(My son and I had the flu, overlapping mostly, so we lay on the couch for a week and watched The Amazing Race. We were achy and coughing, but it was actually a sweet time.)
Maybe that last post took it out of me, suppressed my immune system.
Current status: Still befuddled.
It’s been over three months and most days I have to relearn all this. There are parts that I am used to and others I have to pick up over and over and still don’t understand.
I’ve always been able to moderate my feelings and manage my responses, often before I even let something fully enter my awareness. I am the queen of detachment and disassociation. Maybe not detachment—that sounds intentional or at least something “good” that is practiced—Buddhist, I guess.
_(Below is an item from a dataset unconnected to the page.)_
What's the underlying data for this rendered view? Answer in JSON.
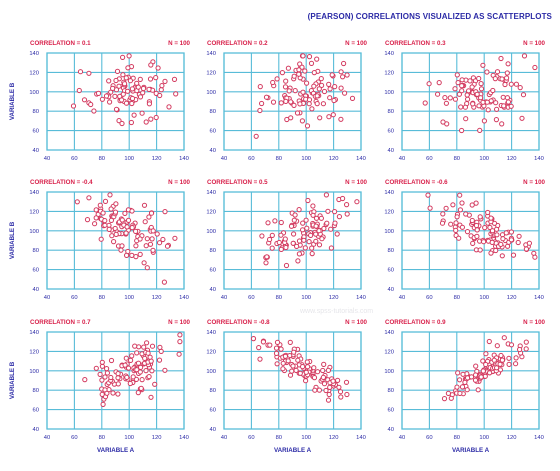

When I was a teenager I went for three years without crying. Maybe it was more. I went even longer in my twenties. I couldn’t stand it.
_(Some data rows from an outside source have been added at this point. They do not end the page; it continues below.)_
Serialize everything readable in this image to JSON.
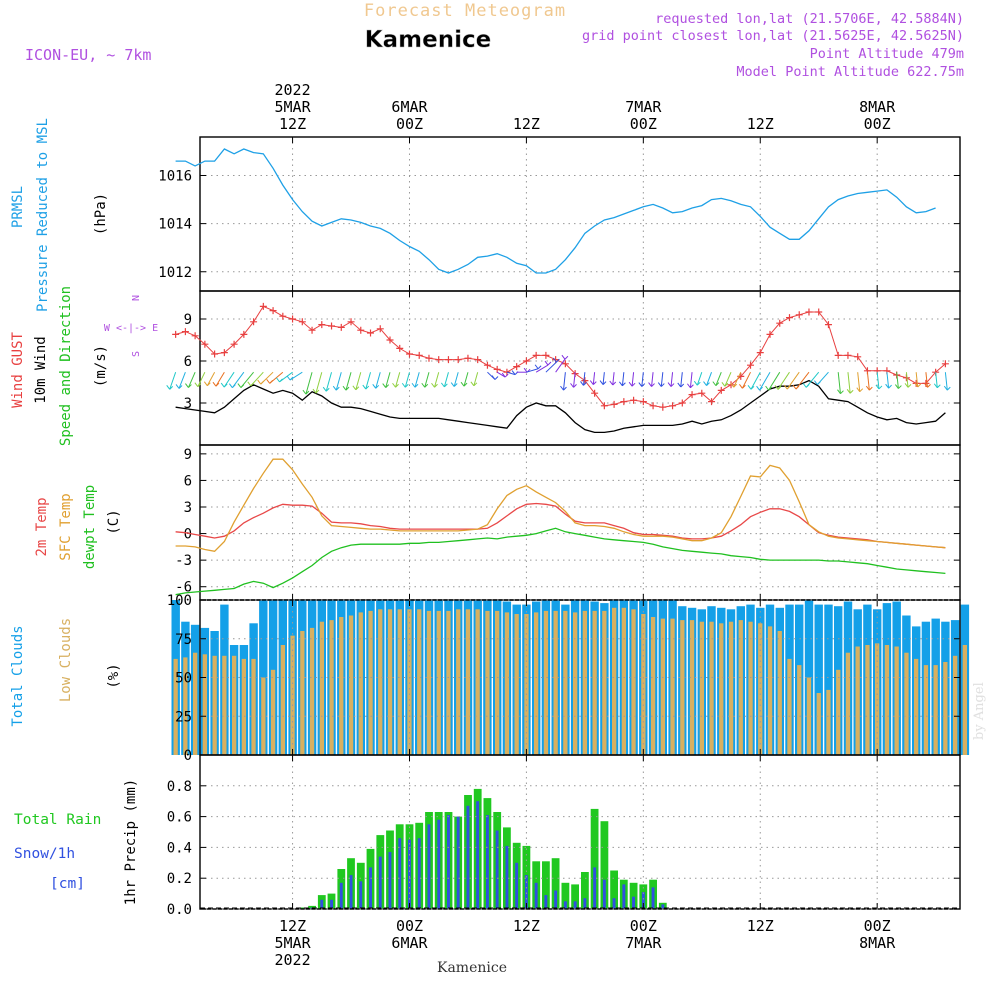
{
  "header": {
    "app_title": "Forecast Meteogram",
    "location": "Kamenice",
    "model": "ICON-EU, ~ 7km",
    "requested": "requested lon,lat (21.5706E, 42.5884N)",
    "grid_point": "grid point closest lon,lat (21.5625E, 42.5625N)",
    "point_altitude": "Point Altitude 479m",
    "model_altitude": "Model Point Altitude 622.75m",
    "footer_location": "Kamenice",
    "watermark": "by Angel"
  },
  "time_axis": {
    "hours": 66,
    "top_labels": [
      {
        "h": 12,
        "lines": [
          "2022",
          "5MAR",
          "12Z"
        ]
      },
      {
        "h": 24,
        "lines": [
          "6MAR",
          "00Z"
        ]
      },
      {
        "h": 36,
        "lines": [
          "12Z"
        ]
      },
      {
        "h": 48,
        "lines": [
          "7MAR",
          "00Z"
        ]
      },
      {
        "h": 60,
        "lines": [
          "12Z"
        ]
      },
      {
        "h": 72,
        "lines": [
          "8MAR",
          "00Z"
        ]
      }
    ],
    "bottom_labels": [
      {
        "h": 12,
        "lines": [
          "12Z",
          "5MAR",
          "2022"
        ]
      },
      {
        "h": 24,
        "lines": [
          "00Z",
          "6MAR"
        ]
      },
      {
        "h": 36,
        "lines": [
          "12Z"
        ]
      },
      {
        "h": 48,
        "lines": [
          "00Z",
          "7MAR"
        ]
      },
      {
        "h": 60,
        "lines": [
          "12Z"
        ]
      },
      {
        "h": 72,
        "lines": [
          "00Z",
          "8MAR"
        ]
      }
    ]
  },
  "colors": {
    "pressure": "#1ea0e6",
    "gust": "#e84040",
    "wind": "#000000",
    "temp2m": "#e84848",
    "sfc": "#e0a030",
    "dewpt": "#20c020",
    "total_clouds": "#14a0e8",
    "low_clouds": "#d8b060",
    "rain": "#20c820",
    "snow": "#3050e0",
    "purple": "#b050e0",
    "title_orange": "#f0c890"
  },
  "chart_data": [
    {
      "id": "pressure",
      "type": "line",
      "title": "PRMSL Pressure Reduced to MSL",
      "label_lines": [
        "PRMSL",
        "Pressure Reduced to MSL"
      ],
      "ylabel": "(hPa)",
      "ylim": [
        1011.2,
        1017.6
      ],
      "yticks": [
        1012,
        1014,
        1016
      ],
      "start_h": 0,
      "values": [
        1016.6,
        1016.6,
        1016.4,
        1016.6,
        1016.6,
        1017.1,
        1016.9,
        1017.1,
        1016.95,
        1016.9,
        1016.3,
        1015.6,
        1015.0,
        1014.5,
        1014.1,
        1013.9,
        1014.05,
        1014.2,
        1014.15,
        1014.05,
        1013.9,
        1013.8,
        1013.6,
        1013.3,
        1013.05,
        1012.85,
        1012.5,
        1012.1,
        1011.95,
        1012.1,
        1012.3,
        1012.6,
        1012.65,
        1012.75,
        1012.6,
        1012.35,
        1012.25,
        1011.95,
        1011.95,
        1012.1,
        1012.5,
        1013.0,
        1013.6,
        1013.9,
        1014.15,
        1014.25,
        1014.4,
        1014.55,
        1014.7,
        1014.8,
        1014.65,
        1014.45,
        1014.5,
        1014.65,
        1014.75,
        1015.0,
        1015.05,
        1014.95,
        1014.8,
        1014.7,
        1014.3,
        1013.85,
        1013.6,
        1013.35,
        1013.35,
        1013.7,
        1014.2,
        1014.7,
        1015.0,
        1015.15,
        1015.25,
        1015.3,
        1015.35,
        1015.4,
        1015.1,
        1014.7,
        1014.45,
        1014.5,
        1014.65
      ]
    },
    {
      "id": "wind",
      "type": "line",
      "label_lines": [
        "Wind GUST",
        "10m Wind",
        "Speed and Direction"
      ],
      "ylabel": "(m/s)",
      "compass": [
        "N",
        "W <-|-> E",
        "S"
      ],
      "ylim": [
        0.0,
        11.0
      ],
      "yticks": [
        3,
        6,
        9
      ],
      "series": [
        {
          "name": "Wind GUST",
          "start_h": 0,
          "values": [
            7.9,
            8.1,
            7.8,
            7.2,
            6.5,
            6.6,
            7.2,
            7.9,
            8.8,
            9.9,
            9.6,
            9.2,
            9.0,
            8.8,
            8.2,
            8.6,
            8.5,
            8.4,
            8.8,
            8.2,
            8.0,
            8.3,
            7.5,
            6.9,
            6.5,
            6.4,
            6.2,
            6.1,
            6.1,
            6.1,
            6.2,
            6.1,
            5.7,
            5.4,
            5.2,
            5.6,
            6.0,
            6.4,
            6.4,
            6.1,
            5.8,
            5.1,
            4.6,
            3.7,
            2.8,
            2.9,
            3.1,
            3.2,
            3.1,
            2.8,
            2.7,
            2.8,
            3.0,
            3.6,
            3.7,
            3.1,
            3.9,
            4.3,
            4.9,
            5.7,
            6.6,
            7.9,
            8.7,
            9.1,
            9.3,
            9.5,
            9.5,
            8.6,
            6.4,
            6.4,
            6.3,
            5.3,
            5.3,
            5.3,
            5.0,
            4.8,
            4.4,
            4.4,
            5.2,
            5.8
          ]
        },
        {
          "name": "10m Wind",
          "start_h": 0,
          "values": [
            2.7,
            2.6,
            2.5,
            2.4,
            2.3,
            2.7,
            3.3,
            3.9,
            4.3,
            4.0,
            3.7,
            3.9,
            3.7,
            3.2,
            3.8,
            3.5,
            3.0,
            2.7,
            2.7,
            2.6,
            2.4,
            2.2,
            2.0,
            1.9,
            1.9,
            1.9,
            1.9,
            1.9,
            1.8,
            1.7,
            1.6,
            1.5,
            1.4,
            1.3,
            1.2,
            2.1,
            2.7,
            3.0,
            2.8,
            2.8,
            2.3,
            1.6,
            1.1,
            0.9,
            0.9,
            1.0,
            1.2,
            1.3,
            1.4,
            1.4,
            1.4,
            1.4,
            1.5,
            1.7,
            1.5,
            1.7,
            1.8,
            2.1,
            2.5,
            3.0,
            3.5,
            4.0,
            4.2,
            4.2,
            4.3,
            4.6,
            4.2,
            3.3,
            3.2,
            3.1,
            2.7,
            2.3,
            2.0,
            1.8,
            1.9,
            1.6,
            1.5,
            1.6,
            1.7,
            2.3
          ]
        }
      ],
      "arrow_dir_start": [
        150,
        190,
        220,
        210,
        200,
        160,
        140,
        120,
        100,
        80,
        70,
        60,
        50
      ]
    },
    {
      "id": "temperature",
      "type": "line",
      "label_lines": [
        "2m Temp",
        "SFC Temp",
        "dewpt Temp"
      ],
      "ylabel": "(C)",
      "ylim": [
        -7.5,
        10.0
      ],
      "yticks": [
        -6,
        -3,
        0,
        3,
        6,
        9
      ],
      "series": [
        {
          "name": "2m Temp",
          "start_h": 0,
          "values": [
            0.2,
            0.1,
            -0.1,
            -0.3,
            -0.5,
            -0.3,
            0.3,
            1.2,
            1.8,
            2.3,
            2.9,
            3.3,
            3.2,
            3.2,
            3.1,
            2.3,
            1.3,
            1.2,
            1.2,
            1.1,
            0.9,
            0.8,
            0.6,
            0.5,
            0.5,
            0.5,
            0.5,
            0.5,
            0.5,
            0.5,
            0.5,
            0.5,
            0.6,
            1.2,
            2.0,
            2.8,
            3.3,
            3.4,
            3.3,
            3.1,
            2.2,
            1.4,
            1.2,
            1.2,
            1.2,
            0.9,
            0.6,
            0.1,
            -0.1,
            -0.1,
            -0.2,
            -0.3,
            -0.5,
            -0.6,
            -0.6,
            -0.5,
            -0.3,
            0.3,
            1.0,
            1.9,
            2.4,
            2.8,
            2.8,
            2.5,
            1.9,
            1.0,
            0.1,
            -0.2,
            -0.4,
            -0.5,
            -0.6,
            -0.7,
            -0.9,
            -1.0,
            -1.1,
            -1.2,
            -1.3,
            -1.4,
            -1.5,
            -1.6
          ]
        },
        {
          "name": "SFC Temp",
          "start_h": 0,
          "values": [
            -1.4,
            -1.4,
            -1.5,
            -1.8,
            -2.0,
            -0.9,
            1.3,
            3.2,
            5.1,
            6.8,
            8.4,
            8.4,
            7.2,
            5.6,
            4.1,
            2.0,
            0.9,
            0.8,
            0.7,
            0.6,
            0.5,
            0.5,
            0.4,
            0.3,
            0.3,
            0.3,
            0.3,
            0.3,
            0.3,
            0.3,
            0.4,
            0.5,
            1.0,
            2.8,
            4.3,
            5.0,
            5.4,
            4.7,
            4.1,
            3.5,
            2.5,
            1.2,
            0.9,
            0.9,
            0.8,
            0.6,
            0.2,
            -0.1,
            -0.3,
            -0.3,
            -0.3,
            -0.4,
            -0.6,
            -0.8,
            -0.8,
            -0.5,
            0.1,
            1.9,
            4.2,
            6.5,
            6.4,
            7.7,
            7.4,
            6.0,
            3.6,
            1.0,
            0.2,
            -0.3,
            -0.5,
            -0.6,
            -0.7,
            -0.8,
            -0.9,
            -1.0,
            -1.1,
            -1.2,
            -1.3,
            -1.4,
            -1.5,
            -1.6
          ]
        },
        {
          "name": "dewpt Temp",
          "start_h": 0,
          "values": [
            -6.9,
            -6.7,
            -6.6,
            -6.5,
            -6.4,
            -6.3,
            -6.2,
            -5.7,
            -5.4,
            -5.6,
            -6.1,
            -5.6,
            -5.0,
            -4.3,
            -3.6,
            -2.7,
            -2.0,
            -1.6,
            -1.3,
            -1.2,
            -1.2,
            -1.2,
            -1.2,
            -1.2,
            -1.1,
            -1.1,
            -1.0,
            -1.0,
            -0.9,
            -0.8,
            -0.7,
            -0.6,
            -0.5,
            -0.6,
            -0.4,
            -0.3,
            -0.2,
            0.0,
            0.3,
            0.6,
            0.2,
            0.0,
            -0.2,
            -0.4,
            -0.6,
            -0.7,
            -0.8,
            -0.9,
            -1.0,
            -1.2,
            -1.5,
            -1.7,
            -1.9,
            -2.0,
            -2.1,
            -2.2,
            -2.3,
            -2.5,
            -2.6,
            -2.7,
            -2.9,
            -3.0,
            -3.0,
            -3.0,
            -3.0,
            -3.0,
            -3.0,
            -3.1,
            -3.1,
            -3.2,
            -3.3,
            -3.4,
            -3.6,
            -3.8,
            -4.0,
            -4.1,
            -4.2,
            -4.3,
            -4.4,
            -4.5
          ]
        }
      ]
    },
    {
      "id": "clouds",
      "type": "bar",
      "label_lines": [
        "Total Clouds",
        "Low Clouds"
      ],
      "ylabel": "(%)",
      "ylim": [
        0,
        100
      ],
      "yticks": [
        0,
        25,
        50,
        75,
        100
      ],
      "series": [
        {
          "name": "Total Clouds",
          "start_h": 0,
          "values": [
            100,
            86,
            84,
            82,
            80,
            97,
            71,
            71,
            85,
            100,
            100,
            100,
            100,
            100,
            100,
            100,
            100,
            100,
            100,
            100,
            100,
            100,
            100,
            100,
            100,
            100,
            100,
            100,
            100,
            100,
            100,
            100,
            100,
            100,
            99,
            97,
            97,
            99,
            100,
            100,
            97,
            100,
            100,
            99,
            98,
            100,
            100,
            100,
            100,
            100,
            100,
            100,
            96,
            95,
            94,
            96,
            95,
            94,
            96,
            97,
            95,
            97,
            95,
            97,
            97,
            100,
            97,
            97,
            96,
            99,
            94,
            97,
            94,
            98,
            99,
            90,
            83,
            86,
            88,
            86,
            87,
            97
          ]
        },
        {
          "name": "Low Clouds",
          "start_h": 0,
          "values": [
            62,
            63,
            66,
            65,
            64,
            64,
            64,
            62,
            62,
            50,
            55,
            71,
            77,
            80,
            82,
            86,
            87,
            89,
            90,
            92,
            93,
            94,
            94,
            94,
            94,
            94,
            93,
            93,
            93,
            94,
            94,
            94,
            93,
            93,
            92,
            91,
            91,
            92,
            93,
            93,
            93,
            92,
            93,
            93,
            93,
            95,
            95,
            94,
            91,
            89,
            88,
            88,
            87,
            87,
            86,
            86,
            85,
            86,
            87,
            86,
            85,
            83,
            80,
            62,
            58,
            50,
            40,
            42,
            55,
            66,
            70,
            71,
            72,
            71,
            70,
            66,
            62,
            58,
            58,
            60,
            64,
            71
          ]
        }
      ]
    },
    {
      "id": "precip",
      "type": "bar",
      "label_lines": [
        "Total Rain",
        "Snow/1h",
        "[cm]"
      ],
      "ylabel": "1hr Precip (mm)",
      "ylim": [
        0,
        1.0
      ],
      "yticks": [
        0,
        0.2,
        0.4,
        0.6,
        0.8
      ],
      "series": [
        {
          "name": "Total Rain",
          "start_h": 0,
          "values": [
            0,
            0,
            0,
            0,
            0,
            0,
            0,
            0,
            0,
            0,
            0,
            0,
            0,
            0.01,
            0.02,
            0.09,
            0.1,
            0.26,
            0.33,
            0.3,
            0.39,
            0.48,
            0.51,
            0.55,
            0.55,
            0.56,
            0.63,
            0.63,
            0.63,
            0.6,
            0.74,
            0.78,
            0.72,
            0.63,
            0.53,
            0.43,
            0.41,
            0.31,
            0.31,
            0.33,
            0.17,
            0.16,
            0.24,
            0.65,
            0.57,
            0.25,
            0.19,
            0.17,
            0.16,
            0.19,
            0.04,
            0.0,
            0,
            0,
            0,
            0,
            0,
            0,
            0,
            0,
            0,
            0,
            0,
            0,
            0,
            0,
            0,
            0,
            0,
            0,
            0,
            0,
            0,
            0,
            0,
            0,
            0,
            0,
            0,
            0
          ]
        },
        {
          "name": "Snow/1h",
          "start_h": 0,
          "values": [
            0,
            0,
            0,
            0,
            0,
            0,
            0,
            0,
            0,
            0,
            0,
            0,
            0,
            0,
            0.01,
            0.06,
            0.06,
            0.17,
            0.22,
            0.18,
            0.27,
            0.34,
            0.37,
            0.46,
            0.45,
            0.46,
            0.55,
            0.58,
            0.61,
            0.6,
            0.67,
            0.7,
            0.61,
            0.51,
            0.41,
            0.3,
            0.22,
            0.17,
            0.09,
            0.12,
            0.05,
            0.05,
            0.07,
            0.27,
            0.19,
            0.07,
            0.16,
            0.08,
            0.11,
            0.14,
            0.03,
            0.0,
            0,
            0,
            0,
            0,
            0,
            0,
            0,
            0,
            0,
            0,
            0,
            0,
            0,
            0,
            0,
            0,
            0,
            0,
            0,
            0,
            0,
            0,
            0,
            0,
            0,
            0,
            0,
            0
          ]
        }
      ]
    }
  ]
}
I didn’t like being caught off guard the way I was. It’s funny, though, because it was all there in front of me, literally, on the screen, for years. How many times did my brother not show up the way he was supposed to, and for how long could I decide those first cousins and messages about family surnames were mistakes?
Yesterday I watched “Our Father”, currently trending on Netflix. So, friends, yes I saw it; you don’t have to ask me or tell me about it. Thank you though. Yes, I am glad my donor wasn’t a creeper and that I don’t have any half siblings besides these three brothers, the one I grew up with, the one I haven’t met, and the one I will never meet.
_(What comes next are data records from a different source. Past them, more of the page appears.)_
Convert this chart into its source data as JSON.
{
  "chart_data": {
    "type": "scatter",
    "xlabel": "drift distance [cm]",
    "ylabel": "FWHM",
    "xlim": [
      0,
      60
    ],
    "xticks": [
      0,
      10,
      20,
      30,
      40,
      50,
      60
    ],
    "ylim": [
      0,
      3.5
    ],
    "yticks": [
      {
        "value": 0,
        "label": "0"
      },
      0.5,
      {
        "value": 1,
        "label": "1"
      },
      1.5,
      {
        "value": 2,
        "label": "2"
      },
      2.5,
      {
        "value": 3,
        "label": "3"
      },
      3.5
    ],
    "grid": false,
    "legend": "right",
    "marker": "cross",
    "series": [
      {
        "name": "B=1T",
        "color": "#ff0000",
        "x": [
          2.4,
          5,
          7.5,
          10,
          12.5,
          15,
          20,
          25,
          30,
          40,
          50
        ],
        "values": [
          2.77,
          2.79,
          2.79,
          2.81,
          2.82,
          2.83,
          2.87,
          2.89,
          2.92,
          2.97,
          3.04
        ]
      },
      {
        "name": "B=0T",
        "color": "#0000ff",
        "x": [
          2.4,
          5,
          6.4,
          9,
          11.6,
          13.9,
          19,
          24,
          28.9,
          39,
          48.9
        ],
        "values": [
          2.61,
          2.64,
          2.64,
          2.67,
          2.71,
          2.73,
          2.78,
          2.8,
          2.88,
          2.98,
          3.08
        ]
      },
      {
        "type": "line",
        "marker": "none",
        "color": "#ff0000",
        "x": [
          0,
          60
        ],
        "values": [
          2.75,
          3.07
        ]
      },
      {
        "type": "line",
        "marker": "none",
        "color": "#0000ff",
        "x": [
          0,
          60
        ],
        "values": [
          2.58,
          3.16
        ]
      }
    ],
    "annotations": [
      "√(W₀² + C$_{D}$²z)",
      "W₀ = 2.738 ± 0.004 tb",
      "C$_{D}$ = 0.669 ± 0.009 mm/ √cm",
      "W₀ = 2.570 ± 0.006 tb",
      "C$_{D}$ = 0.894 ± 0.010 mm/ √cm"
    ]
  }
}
Some of the documentary subjects’ parents had told them they were donor conceived so that part wasn’t a surprise to them. The number of siblings and eventual disclosure of the donor and process of donation was the devastation. Others didn’t know they were DC (donor conceived.) So they found out about the creepiness and their DC status at the same time.
So many of these people mentioned being confused by messages on 23 and Me and Ancestry. Same with unfamiliar cousins. It makes sense that we don’t see things that can’t possibly apply to us or make any sort of sense.
Spring in the desert is gone. The saguaros are blooming. It hit 105 yesterday. A couple of featherless sparrows broken on the porch eight feet below the nest in the eaves. I’m not sure if anything bloomed besides the globe mallow. I missed the whole season. I keep trying to catch up and it’s not working.